Layoffs rose to 1.65 million in May from 1.54 million in April. The number of Americans quitting their jobs — a sign of confidence in their prospects — was basically unchanged.

“The report was another sign that the labor market is holding firm … The expansion looks solid,’’ said Robert Frick, economist at the Navy Federal Credit Union.

The U.S. economy and job market have been remarkably resilient in the face of the Federal Reserve’s campaign to raise interest rates to rein in inflation. The Fed hiked its benchmark rate 11 times in 2022 and 2023, lifting it to a 23-year high.

Defying expectations of a recession, the U.S. economy kept growing and employers kept hiring.

But lately there have been signs the economy is losing some steam. Job openings have come steadily down since peaking at 12.2 million in March 2022. The job market is still strong. There are 1.25 jobs for every unemployed American, but that’s down from a 2-to-1 ratio in January 2023.

Fed policymakers welcome lower job openings — a relatively painless way to cool a hot job market and reduce pressure on companies to raise wages, which can feed inflation.

From January through March this year, the economy grew at an annual pace of just 1.4%, slowest since spring 2022. Consumer spending, which accounts for around 70% of U.S. economic activity, e xpanded just 1.5% after advancing at a pace of more than 3% in each of the last two quarters of 2023.

The Labor Department is expected to report Friday that employers added 190,000 jobs last month, down from 272,000 in May, according to a survey of forecasters by the data firm FactSet. Unemployment is forecast to stay low at 4%.

High interest rates have helped bring inflation down closer to the Fed’s target of 2% a year from a four-decade high 9.1% in June 2022. Progress on containing price increases is expected to allow the central bank to start cutting rates. Wall Street investors are expecting the first rate cut at the Fed’s September meeting.

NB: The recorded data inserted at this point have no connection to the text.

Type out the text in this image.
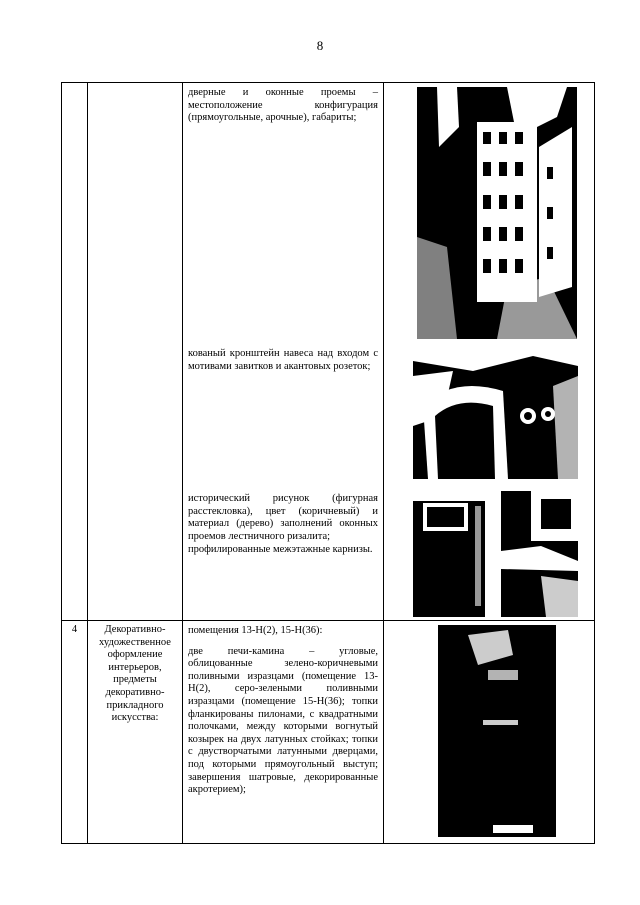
8

		дверные и оконные проемы – местоположение конфигурация (прямоугольные, арочные), габариты;
кованый кронштейн навеса над входом с мотивами завитков и акантовых розеток;
исторический рисунок (фигурная расстекловка), цвет (коричневый) и материал (дерево) заполнений оконных проемов лестничного ризалита;
профилированные межэтажные карнизы.

4	Декоративно-художественное оформление интерьеров, предметы декоративно-прикладного искусства:	помещения 13-Н(2), 15-Н(36):

две печи-камина – угловые, облицованные зелено-коричневыми поливными изразцами (помещение 13-Н(2), серо-зелеными поливными изразцами (помещение 15-Н(36); топки фланкированы пилонами, с квадратными полочками, между которыми вогнутый козырек на двух латунных стойках; топки с двустворчатыми латунными дверцами, под которыми прямоугольный выступ; завершения шатровые, декорированные акротерием);
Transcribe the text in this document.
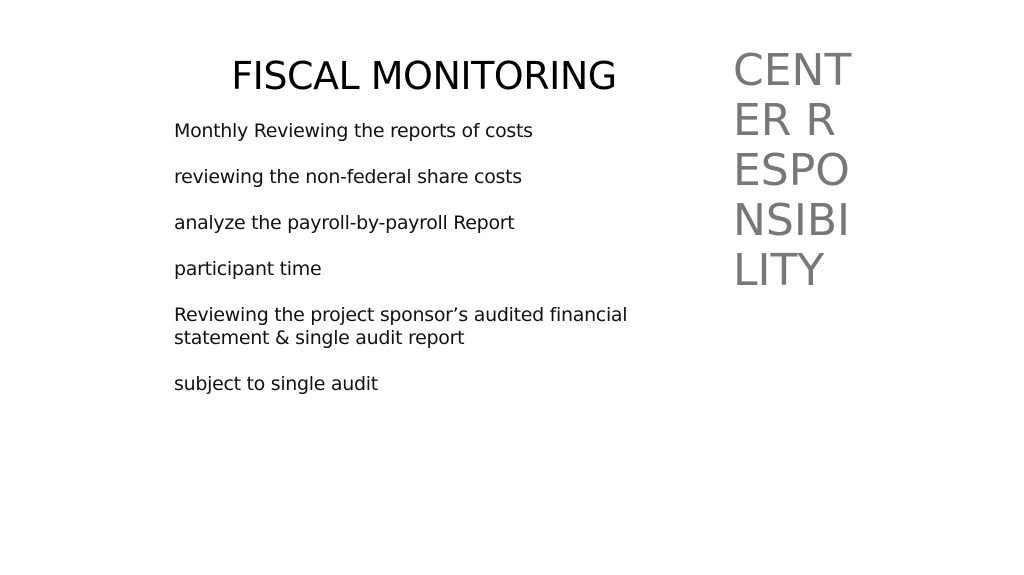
FISCAL MONITORING
Monthly Reviewing the reports of costs
reviewing the non-federal share costs
analyze the payroll-by-payroll Report
participant time
Reviewing the project sponsor’s audited financial statement & single audit report
subject to single audit
CENTER RESPONSIBILITY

Speaking at a conference in Portugal Tuesday, Fed Chair Jerome Powell said that progress toward lower inflation appears to have resumed after stalling earlier this year. But he said the Fed needed to see more evidence before it cuts rates.

(AP)



One Response

  1. While interest rates (at least for business loans) may have a major impact on employment, more important is the birth rate, and in particular the birthrates 20-65 years ago, which combined with immigration determines the labor force. At present the baby boomers are quitting their jobs, and there aren’t all that many people to replace them since American sharply cut back on having children, and aren’t especially welcoming to immigrants. To have surplus labor, which is bad for the workers but good for the economy, you need lots of babies and immigrants, which is not something that the Federal Reserve Banks have any influence over.